Libertarian candidate pounces on Paul's withdrawal
Johnson, the former two-term Republican governor of New Mexico, was the 2012 presidential nominee for the Libertarian Party who received almost 1.3 million votes nationwide. He is a leading contender to represent the party again this year after its May nominating convention.
He announced in a statement that Paul was “the latest to find that there is no room for the Liberty Movement in today’s Republican nomination process” and told Paul supporters “there is no voice remaining to challenge failed military interventions, mass surveillance of Americans by their government, or [push for] real cuts in the size and cost of government.”
Johnson asserted that Paul’s departure “leaves a great many voters, especially among America’s youth, without a home in the two ‘major parties.’ To them I say, come be Libertarian with me.”
However, some of them may stick with the GOP. Before the Wednesday announcement, both Sen. Ted Cruz and billionaire New Hampshire front-runner Donald Trump had also made appeals to Paul supporters. AMI Newswire put the question to Johnson Wednesday: why should those voters back you instead?
“Neither Ted Cruz nor Donald Trump are even remotely libertarian. Sen. Cruz just won Iowa by appealing to social conservatives who would put the federal government squarely in American bedrooms, turn back marriage equality and 'carpet bomb' the Middle East. Donald Trump would ban immigrants on the basis of religion, impose anti-free market tariffs, and undoubtedly grow government,” Johnson told AMI.
“Yes,” Johnson admitted, “they are today running around pretending to be libertarian, but that will last only until the polls close in New Hampshire.”

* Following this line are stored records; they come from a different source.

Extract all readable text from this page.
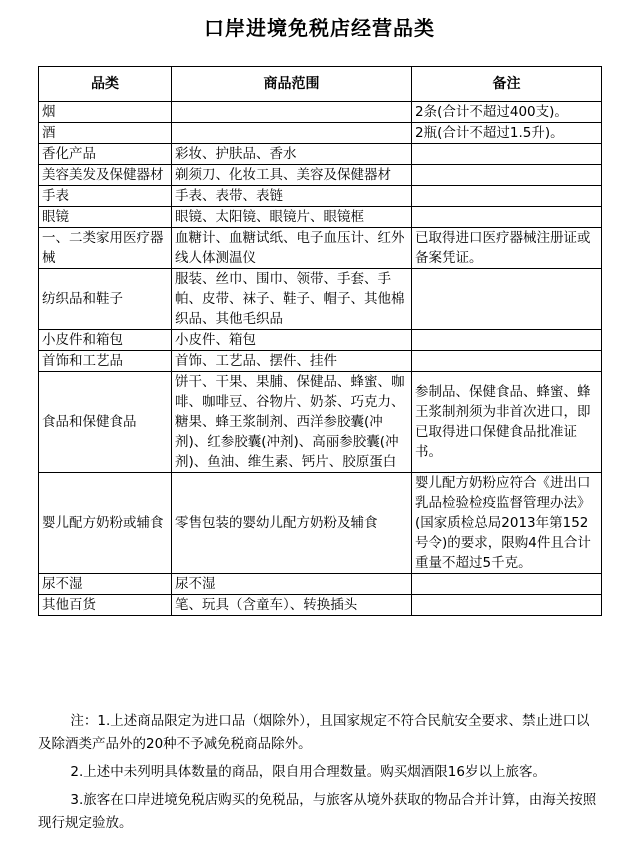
口岸进境免税店经营品类
品类	商品范围	备注
烟		2条(合计不超过400支)。
酒		2瓶(合计不超过1.5升)。
香化产品	彩妆、护肤品、香水	
美容美发及保健器材	剃须刀、化妆工具、美容及保健器材	
手表	手表、表带、表链	
眼镜	眼镜、太阳镜、眼镜片、眼镜框	
一、二类家用医疗器械	血糖计、血糖试纸、电子血压计、红外线人体测温仪	已取得进口医疗器械注册证或备案凭证。
纺织品和鞋子	服装、丝巾、围巾、领带、手套、手帕、皮带、袜子、鞋子、帽子、其他棉织品、其他毛织品	
小皮件和箱包	小皮件、箱包	
首饰和工艺品	首饰、工艺品、摆件、挂件	
食品和保健食品	饼干、干果、果脯、保健品、蜂蜜、咖啡、咖啡豆、谷物片、奶茶、巧克力、糖果、蜂王浆制剂、西洋参胶囊(冲剂)、红参胶囊(冲剂)、高丽参胶囊(冲剂)、鱼油、维生素、钙片、胶原蛋白	参制品、保健食品、蜂蜜、蜂王浆制剂须为非首次进口，即已取得进口保健食品批准证书。
婴儿配方奶粉或辅食	零售包装的婴幼儿配方奶粉及辅食	婴儿配方奶粉应符合《进出口乳品检验检疫监督管理办法》(国家质检总局2013年第152号令)的要求，限购4件且合计重量不超过5千克。
尿不湿	尿不湿	
其他百货	笔、玩具（含童车）、转换插头	

注：1.上述商品限定为进口品（烟除外），且国家规定不符合民航安全要求、禁止进口以及除酒类产品外的20种不予减免税商品除外。

2.上述中未列明具体数量的商品，限自用合理数量。购买烟酒限16岁以上旅客。

3.旅客在口岸进境免税店购买的免税品，与旅客从境外获取的物品合并计算，由海关按照现行规定验放。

One reason Paul supporters might back someone other than Johnson is that Johnson and Paul do not always line up on the issues. This Johnson readily admits. He blames some of that on GOP politicking.
“Sen. Paul ran into the Republican establishment buzz saw. I know how that feels. But the result, for him, was nuanced positions on, for example, marriage equality, drug policy, and immigration that, to me, are not nuanced,” said the gay marriage-supporting, and admitted pot smoking Johnson.
But there are also honest and wide differences of opinion that might affect who voters back. “Like his father” Ron Paul, Rand is “opposed to a woman's right to choose,” Johnson said.
The former governor didn’t want to leave the impression that he only picks nits with Paul. He praised the Kentucky senator’s “courage to advocate the basic principles of liberty, stand up to the surveillance lobby, and call for real reductions in the size and cost of government.” He also said he looks forward to Paul’s work in the Senate on behalf of “small government and greater freedom.”
As for his own party’s nomination, Johnson admitted that there are currently “a number of candidates” for the Libertarian Party, or LP. He declined to call out any out by name but says this will be no rubber stamp.
“I will have to earn the nomination. I expect the competition to be brisk at the nominating convention in May, but fully expect to prevail and carry the Liberty message for the LP,” Johnson said.
Whether he can convince a great number of Paul voters to buy into the messenger remains to be seen.